Sventò la rapina in banca, dovrà risarcire il bandito

La guardia giurata triestina Marco Dogvan ferì il malvivente: il giudice lo ha condannato a rifondere 10mila euro per lesioni colpose
Di Giorgio Cecchetti

La 39enne guardia giurata triestina Marco Dogvan, che il 28 giugno 2004 sventò una rapina all’agenzia Unicredit di via Fausta al Cavallino sparando ben quattro colpi, non voleva uccidere e neppure colpire i banditi, ma semplicemente sventare il «colpo». Questo ritiene il giudice veneziano Antonio Liguori, che ieri lo ha condannato a un anno di reclusione, ma non per tentato omicidio, come sosteneva l’accusa, bensì per lesioni colpose. Il vigilante, però, dovrà risarcire il rapinatore centrato da uno dei quattro colpi da lui sparati, il vicentino Giorgio Azzolin che con l’avvocato Lucio Zarantonello si era costituito parte civile: Dogvan dovrà sborsare - ha sempre stabilito il magistrato veneziano - diecimila euro per i danni subiti dalla parte lesa.

Il pubblico ministero Paola Tonini aveva chiesto una condanna a quattro anni per tentato omicidio, mentre il difensore, l’avvocato Maria Giulia Turchetto, si era battuta per l’assoluzione e in via secondaria per la derubricazione del reato in lesioni, così come poi è avvenuto.
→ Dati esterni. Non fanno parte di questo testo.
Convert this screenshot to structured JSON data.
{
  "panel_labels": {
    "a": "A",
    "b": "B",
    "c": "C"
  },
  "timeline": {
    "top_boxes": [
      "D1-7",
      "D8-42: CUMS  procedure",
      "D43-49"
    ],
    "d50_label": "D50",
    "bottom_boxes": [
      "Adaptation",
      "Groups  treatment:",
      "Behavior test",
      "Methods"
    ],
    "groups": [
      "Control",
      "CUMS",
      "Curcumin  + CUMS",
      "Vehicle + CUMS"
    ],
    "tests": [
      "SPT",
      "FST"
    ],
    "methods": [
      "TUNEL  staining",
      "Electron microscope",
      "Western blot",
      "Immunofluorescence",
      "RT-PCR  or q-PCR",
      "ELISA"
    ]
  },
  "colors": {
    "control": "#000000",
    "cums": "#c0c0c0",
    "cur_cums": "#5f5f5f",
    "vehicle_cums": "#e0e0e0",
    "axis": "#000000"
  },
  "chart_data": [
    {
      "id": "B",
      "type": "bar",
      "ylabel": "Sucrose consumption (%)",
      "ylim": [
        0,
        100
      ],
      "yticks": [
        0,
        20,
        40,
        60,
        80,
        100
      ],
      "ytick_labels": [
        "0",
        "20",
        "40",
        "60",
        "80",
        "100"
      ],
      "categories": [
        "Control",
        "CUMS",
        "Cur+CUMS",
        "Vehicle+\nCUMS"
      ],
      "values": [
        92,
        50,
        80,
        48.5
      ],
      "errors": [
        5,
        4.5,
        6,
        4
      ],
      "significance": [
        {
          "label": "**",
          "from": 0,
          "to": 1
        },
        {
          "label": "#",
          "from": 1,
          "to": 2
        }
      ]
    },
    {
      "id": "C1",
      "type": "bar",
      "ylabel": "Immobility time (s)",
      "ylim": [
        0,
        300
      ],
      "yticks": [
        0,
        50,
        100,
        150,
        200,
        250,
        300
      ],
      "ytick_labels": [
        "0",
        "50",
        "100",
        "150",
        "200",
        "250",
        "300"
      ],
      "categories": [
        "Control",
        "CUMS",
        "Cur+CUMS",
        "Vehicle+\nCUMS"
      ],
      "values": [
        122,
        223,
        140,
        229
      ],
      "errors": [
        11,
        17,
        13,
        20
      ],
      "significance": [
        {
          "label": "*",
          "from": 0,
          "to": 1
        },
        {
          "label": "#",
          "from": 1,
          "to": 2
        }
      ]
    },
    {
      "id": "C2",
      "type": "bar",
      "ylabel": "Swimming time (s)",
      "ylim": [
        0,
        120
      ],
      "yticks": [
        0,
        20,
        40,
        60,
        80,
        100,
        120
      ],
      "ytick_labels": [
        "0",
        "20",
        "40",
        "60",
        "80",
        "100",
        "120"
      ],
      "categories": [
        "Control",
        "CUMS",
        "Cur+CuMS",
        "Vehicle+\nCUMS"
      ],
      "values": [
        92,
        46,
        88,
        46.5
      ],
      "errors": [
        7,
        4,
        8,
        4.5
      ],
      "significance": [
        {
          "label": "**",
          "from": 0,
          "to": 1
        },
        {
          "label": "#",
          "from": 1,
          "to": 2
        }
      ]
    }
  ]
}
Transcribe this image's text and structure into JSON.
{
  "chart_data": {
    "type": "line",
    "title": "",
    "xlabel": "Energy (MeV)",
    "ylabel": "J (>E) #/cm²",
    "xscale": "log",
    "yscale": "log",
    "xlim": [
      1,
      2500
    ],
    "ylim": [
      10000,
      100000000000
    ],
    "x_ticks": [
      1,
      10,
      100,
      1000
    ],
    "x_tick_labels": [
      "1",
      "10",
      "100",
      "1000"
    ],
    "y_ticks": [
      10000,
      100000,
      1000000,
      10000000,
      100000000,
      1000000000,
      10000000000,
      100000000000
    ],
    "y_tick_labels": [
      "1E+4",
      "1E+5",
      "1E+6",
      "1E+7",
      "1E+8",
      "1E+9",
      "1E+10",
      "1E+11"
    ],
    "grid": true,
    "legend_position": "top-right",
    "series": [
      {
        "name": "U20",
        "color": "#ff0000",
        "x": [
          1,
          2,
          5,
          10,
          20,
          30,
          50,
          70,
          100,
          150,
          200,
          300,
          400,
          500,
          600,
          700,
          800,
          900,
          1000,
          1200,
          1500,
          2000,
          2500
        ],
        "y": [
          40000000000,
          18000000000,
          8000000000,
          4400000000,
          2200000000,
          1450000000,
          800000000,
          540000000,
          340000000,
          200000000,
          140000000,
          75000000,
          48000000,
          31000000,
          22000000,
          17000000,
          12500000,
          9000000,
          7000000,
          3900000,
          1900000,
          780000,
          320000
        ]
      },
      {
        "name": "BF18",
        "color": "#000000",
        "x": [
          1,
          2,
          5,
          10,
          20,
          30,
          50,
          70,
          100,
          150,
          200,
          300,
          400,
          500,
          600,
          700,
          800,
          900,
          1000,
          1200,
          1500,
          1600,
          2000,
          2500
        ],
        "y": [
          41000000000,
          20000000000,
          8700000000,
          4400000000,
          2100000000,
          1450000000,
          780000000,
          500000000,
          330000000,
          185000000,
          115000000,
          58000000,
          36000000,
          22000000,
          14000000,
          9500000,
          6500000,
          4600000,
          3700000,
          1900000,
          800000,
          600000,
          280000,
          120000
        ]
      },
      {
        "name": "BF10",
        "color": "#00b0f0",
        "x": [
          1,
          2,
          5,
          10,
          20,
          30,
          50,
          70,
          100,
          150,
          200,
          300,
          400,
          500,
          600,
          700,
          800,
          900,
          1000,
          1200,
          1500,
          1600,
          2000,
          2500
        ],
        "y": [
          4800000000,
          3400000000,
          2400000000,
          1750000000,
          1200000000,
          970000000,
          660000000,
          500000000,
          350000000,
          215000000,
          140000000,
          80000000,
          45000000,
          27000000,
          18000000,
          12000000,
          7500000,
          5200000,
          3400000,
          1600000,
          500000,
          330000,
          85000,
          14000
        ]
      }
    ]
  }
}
In realtà, inizialmente la stessa Procura aveva contestato l’accusa di lesioni, ma il giudice monocratico Barbara Lancieri, dopo aver ascoltato in aula alcuni testimoni, aveva trasmesso nuovamente alla Procura gli atti perché procedesse per tentato omicidio.

Secondo il magistrato, Dogvan, che quando aveva sparato non era in servizio ma si trovava in banca per un prelievo di denaro, aveva sventato la rapina sparando con la sua calibro 9 uno dei colpi in faccia ad Azzolin e lo avrebbe fatto ad una distanza di dieci metri mentre i banditi erano già in fuga. La perizia balistica eseguita dai carabinieri del Ris di Parma e chiesta dall’avvocato Maria Giulia Turchetto aveva stabilito che tre dei colpi avevano centrato il motore dell’automobile con la quale i rapinatori stavano fuggendo, mentre il quarto aveva colpito un finestrino, finendo poi sul viso di Azzolin. Non era stato dimostrato, dunque, che quel quarto proiettile era stato sparato per colpire la faccia, ma poteva essere finito sul volto del bandito a causa di un rimbalzo. È anche sulla base di questa perizia che il giudice Liguori ha condannato Dogvan non per tentato omicidio, bensì per il meno grave reato di lesioni colpose.

L’intervento del triestino Marco Dogvan, quel giorno di giugno di oltre otto anni or sono, aveva permesso non soltanto di sventare il «colpo» in banca, all’agenzia Unicredit di via Fausta al Cavallino, ma anche di arrestare subito il ferito, il vicentino Azzolin, e pure un altro complice, il pordenonese Mauro Prata. Un mese dopo era finito in manette il bellunese Roberto Gobbo e, infine, a quasi un anno dalla rapina fallita il veneziano Lorenzo Visconti. Tutti accusati di aver partecipato all’assalto al Cavallino.